This post is by Fleur Jongepier (picture below). Starting Autumn 2017 she will be based in Cambridge (UK), working on the role and value of self-knowledge in contemporary liberalism.
In the previous blogpost
, I introduced some examples that I suggested provide a challenge to what I referred to as the ‘traditional’ approach to the notion of first-person authority, namely, the view according to which first-person authority and self-knowledge always come and go together. I ended the post by mentioning the following three views about the relation between first-person authority and self-knowledge:
- The Decoupling View. They have first-person authority despite not having self-knowledge.
- The Negative Traditional ViewThey do not have self-knowledge, therefore do not have first-person authority.
- The Positive Traditional View. They have self-knowledge and therefore have first-person authority.

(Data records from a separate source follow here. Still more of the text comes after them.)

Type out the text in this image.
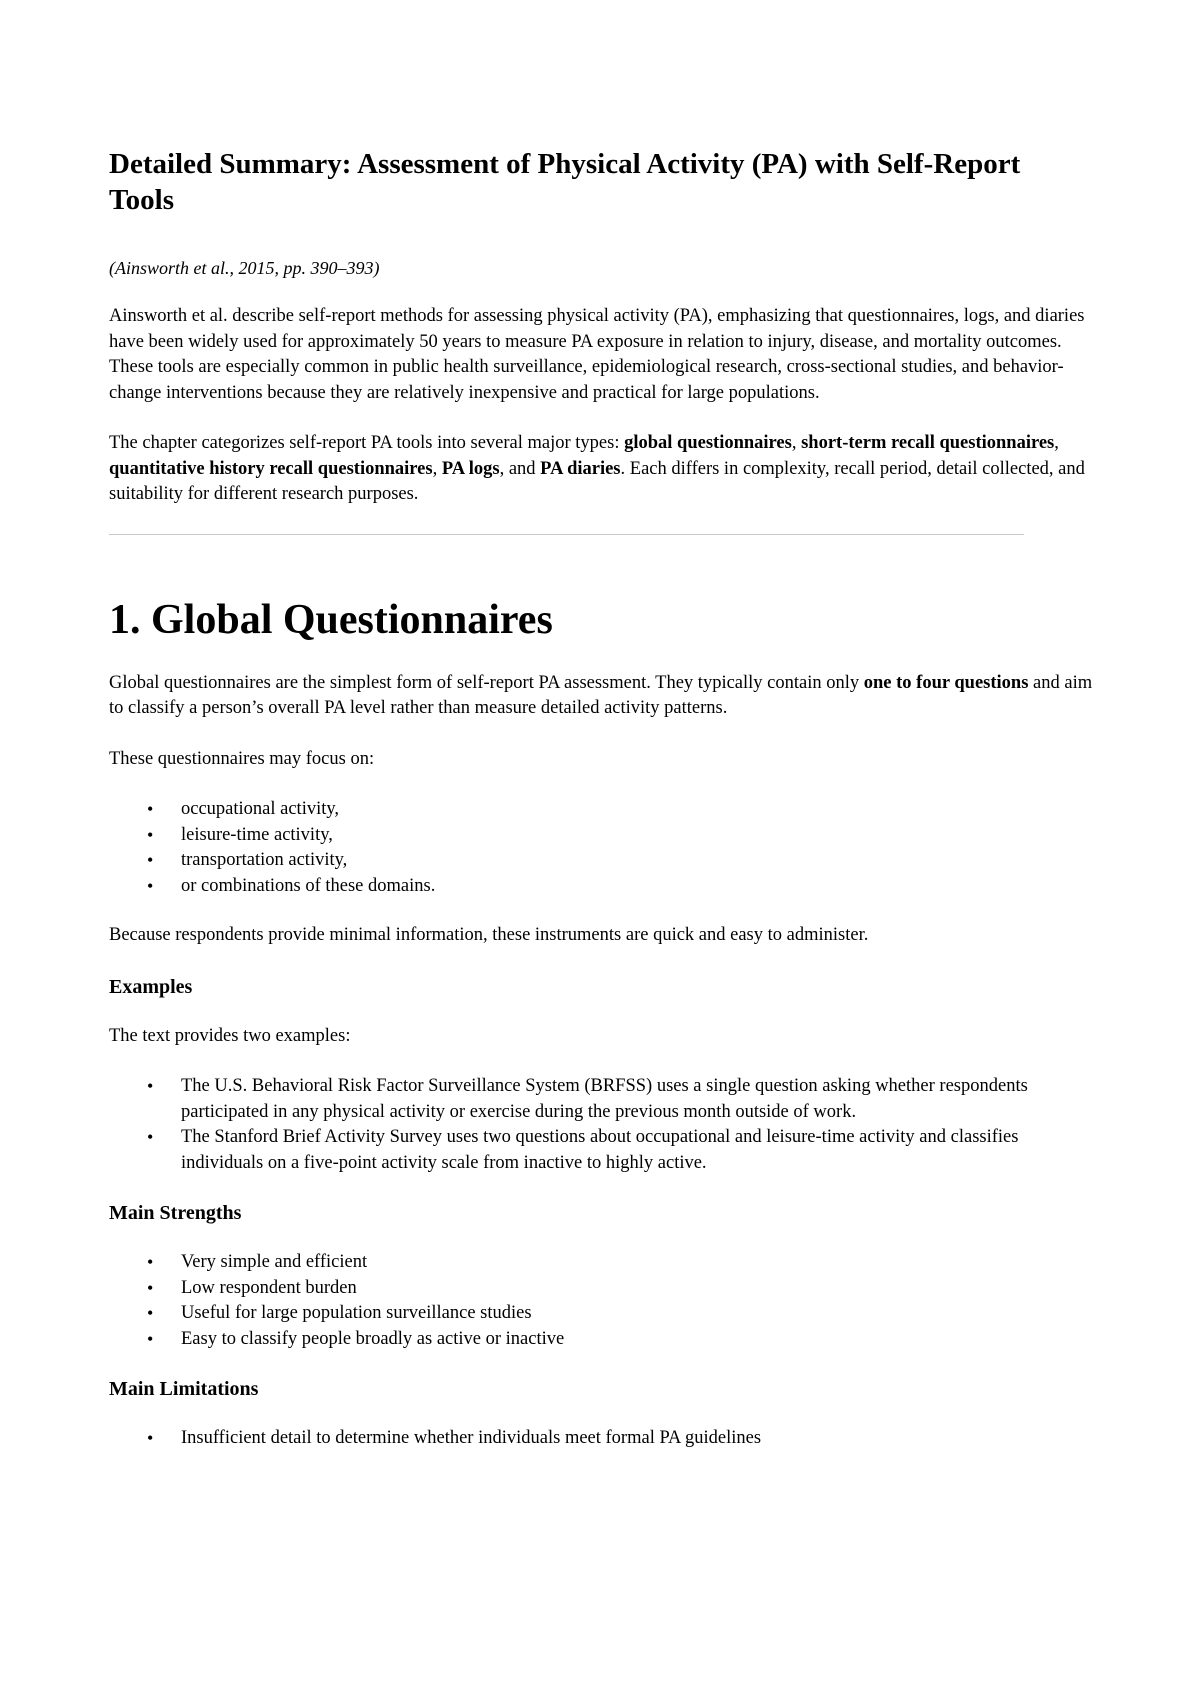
Detailed Summary: Assessment of Physical Activity (PA) with Self-Report Tools
(Ainsworth et al., 2015, pp. 390–393)

Ainsworth et al. describe self-report methods for assessing physical activity (PA), emphasizing that questionnaires, logs, and diaries have been widely used for approximately 50 years to measure PA exposure in relation to injury, disease, and mortality outcomes. These tools are especially common in public health surveillance, epidemiological research, cross-sectional studies, and behavior-change interventions because they are relatively inexpensive and practical for large populations.

The chapter categorizes self-report PA tools into several major types: global questionnaires, short-term recall questionnaires, quantitative history recall questionnaires, PA logs, and PA diaries. Each differs in complexity, recall period, detail collected, and suitability for different research purposes.

1. Global Questionnaires

Global questionnaires are the simplest form of self-report PA assessment. They typically contain only one to four questions and aim to classify a person’s overall PA level rather than measure detailed activity patterns.

These questionnaires may focus on:

• occupational activity,
• leisure-time activity,
• transportation activity,
• or combinations of these domains.

Because respondents provide minimal information, these instruments are quick and easy to administer.

Examples

The text provides two examples:

• The U.S. Behavioral Risk Factor Surveillance System (BRFSS) uses a single question asking whether respondents participated in any physical activity or exercise during the previous month outside of work.
• The Stanford Brief Activity Survey uses two questions about occupational and leisure-time activity and classifies individuals on a five-point activity scale from inactive to highly active.
Main Strengths
• Very simple and efficient
• Low respondent burden
• Useful for large population surveillance studies
• Easy to classify people broadly as active or inactive
Main Limitations
• Insufficient detail to determine whether individuals meet formal PA guidelines
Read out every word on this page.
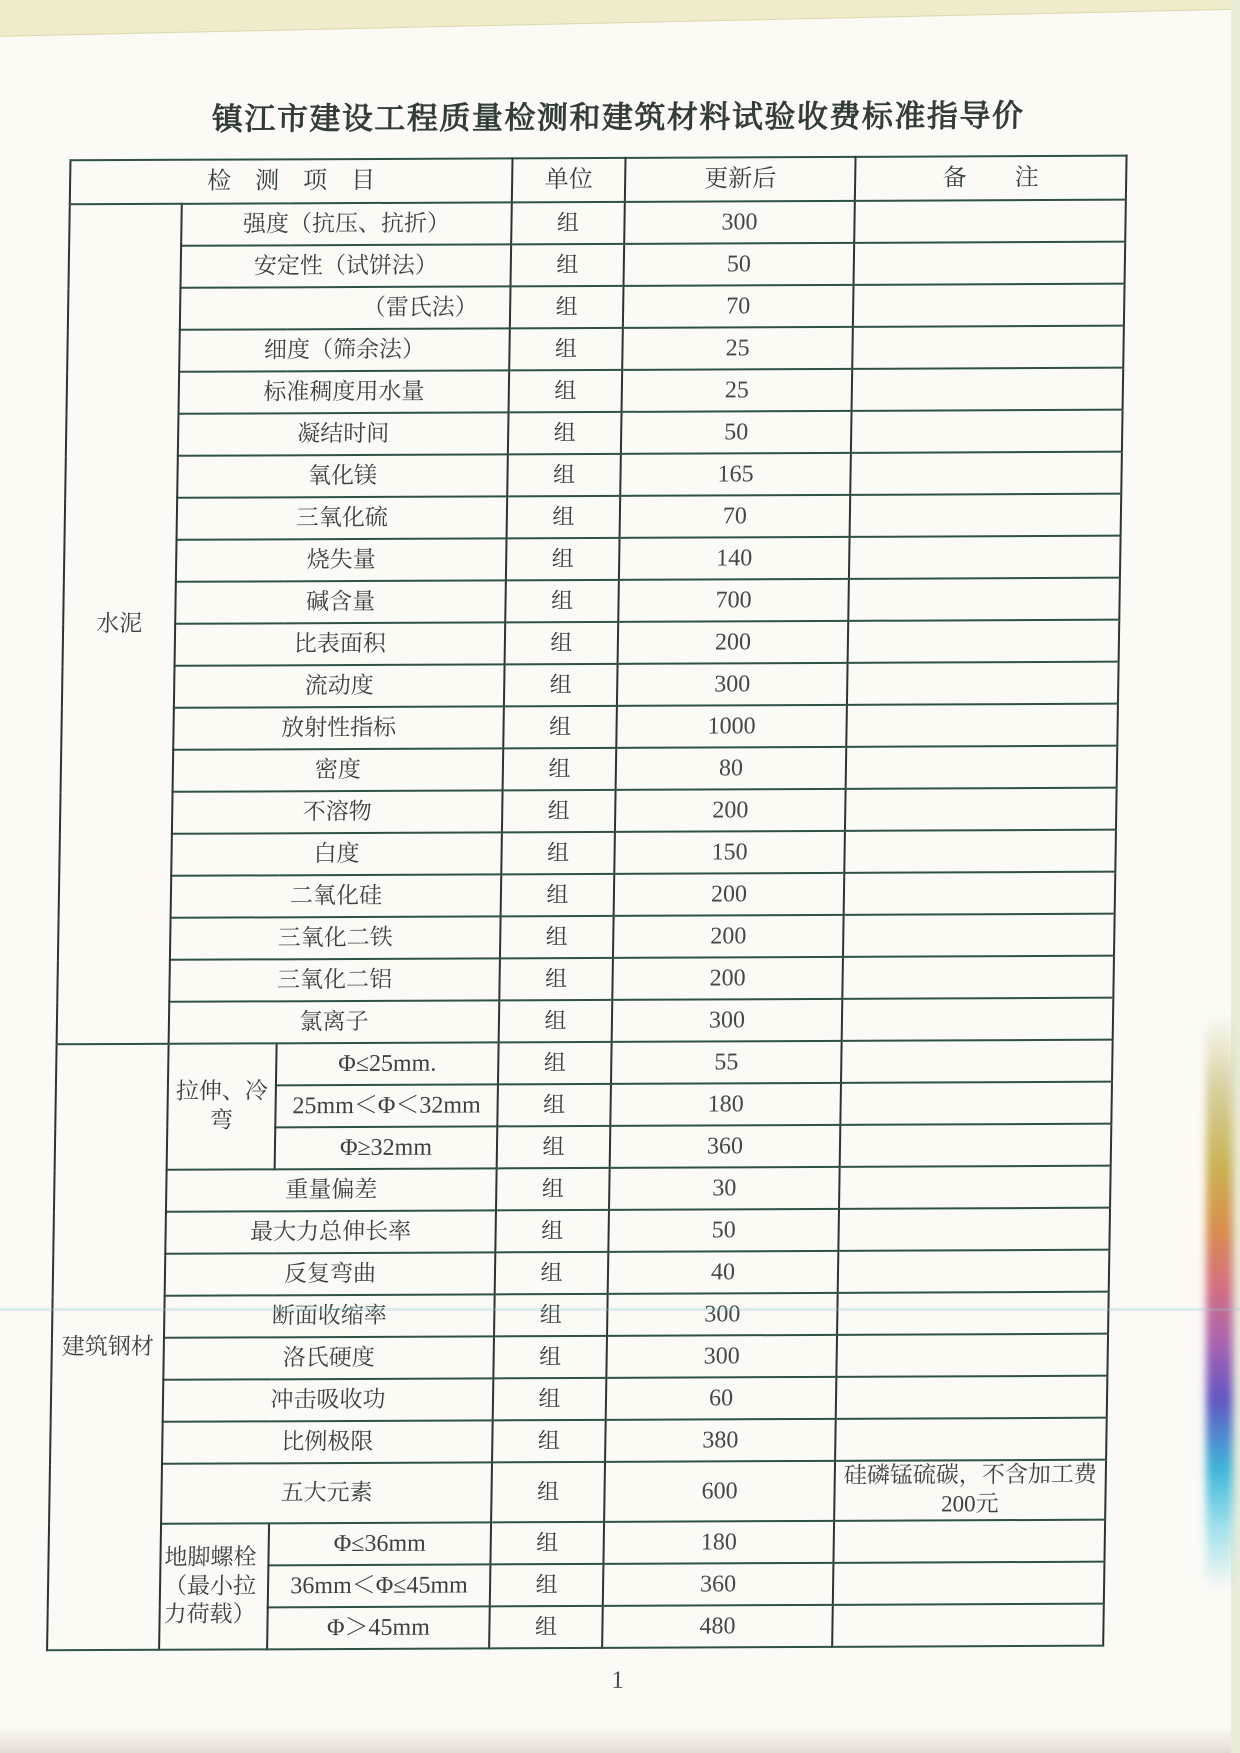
镇江市建设工程质量检测和建筑材料试验收费标准指导价
检　测　项　目			单位	更新后	备　　注
水泥	强度（抗压、抗折）		组	300	
	安定性（试饼法）		组	50	
	（雷氏法）		组	70	
	细度（筛余法）		组	25	
	标准稠度用水量		组	25	
	凝结时间		组	50	
	氧化镁		组	165	
	三氧化硫		组	70	
	烧失量		组	140	
	碱含量		组	700	
	比表面积		组	200	
	流动度		组	300	
	放射性指标		组	1000	
	密度		组	80	
	不溶物		组	200	
	白度		组	150	
	二氧化硅		组	200	
	三氧化二铁		组	200	
	三氧化二铝		组	200	
	氯离子		组	300	
建筑钢材	拉伸、冷弯	Φ≤25mm.	组	55	
		25mm＜Φ＜32mm	组	180	
		Φ≥32mm	组	360	
	重量偏差		组	30	
	最大力总伸长率		组	50	
	反复弯曲		组	40	
	断面收缩率		组	300	
	洛氏硬度		组	300	
	冲击吸收功		组	60	
	比例极限		组	380	
	五大元素		组	600	硅磷锰硫碳，不含加工费200元
	地脚螺栓（最小拉力荷载）	Φ≤36mm	组	180	
		36mm＜Φ≤45mm	组	360	
		Φ＞45mm	组	480	
1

One reason for thinking the second, Negative Traditional view (‘no self-knowledge, no authority’) is mistaken is because it appears to yield way too rigorous consclusions. It fails to reflect the way that we treat people’s sincere self-ascriptions. Even if someone says “I want to kill myself” and is clearly self-deceived somehow, it does not seem to be the case that we would be inclined or indeed justified to simply overrule or correct her self-ascription, and so it seems we should not deny her first-person authority.
Even if someone is wrong
when s/he says “I feel X” or “I want Y”, it is still in an important sense out of place or inappropriate to e.g. say “No you’re not” – even if you’re entitled, epistemically speaking. So even when a person issues a self-ascription that is a very poor guide to how s/he will act in the future, this does not license us to correct, challenge or overrule the self-ascription. Indeed, we need to take their self-ascriptions seriously if we want to try to make them see their mistake or change their minds. Granting someone first-person authority is a condition for e.g. engaging in psychotherapy at all (see Strijbos and Jongepier forthcoming
What about the third option? On the assumption the traditional view is right, granting that subjects have first-person authority in the given examples might also mean they therefore must have self-knowledge, given that on the traditional view, first-person authority and self-knowledge are a package deal. Those defending this option will thus want to say that e.g. the person saying he wants to kill himself in some sense does
have self-knowledge, even if he does not (luckily) take any steps to act according to his own self-ascription. The defender of the third view will thus have to argue that it’s not evident that one lacks self-knowledge if one does not act in accordance with one’s own self-ascription.
And indeed such a view has been defended (see e.g. Ferrero 2003
and Bortolotti 2009
). Luca Ferrero instance claims that “First-person authority is characteristic of self-ascriptions of present
attitudes” and that “The distinctive
first-person authority of [someone’s] self-ascriptions concerns ... whether she takes responsibility for them, not whether the self-ascribed attitude is both correct and a reliable guide to future conduct” (2003, 570 emphases in original). Lisa Bortolotti in a similar vein claims that subjects can have knowledge of their attitudes “no matter how representative of their future behaviour those attitudes would [turn] out to be” (Bortolotti 2009, 639). The subject, Ferrero and Bortolotti emphasize, has self-knowledge and responsibility with respect to what s/he is currently
thinking or judging, and it’s this type of self-knowledge that lies at the basis of his self-ascription being authoritative.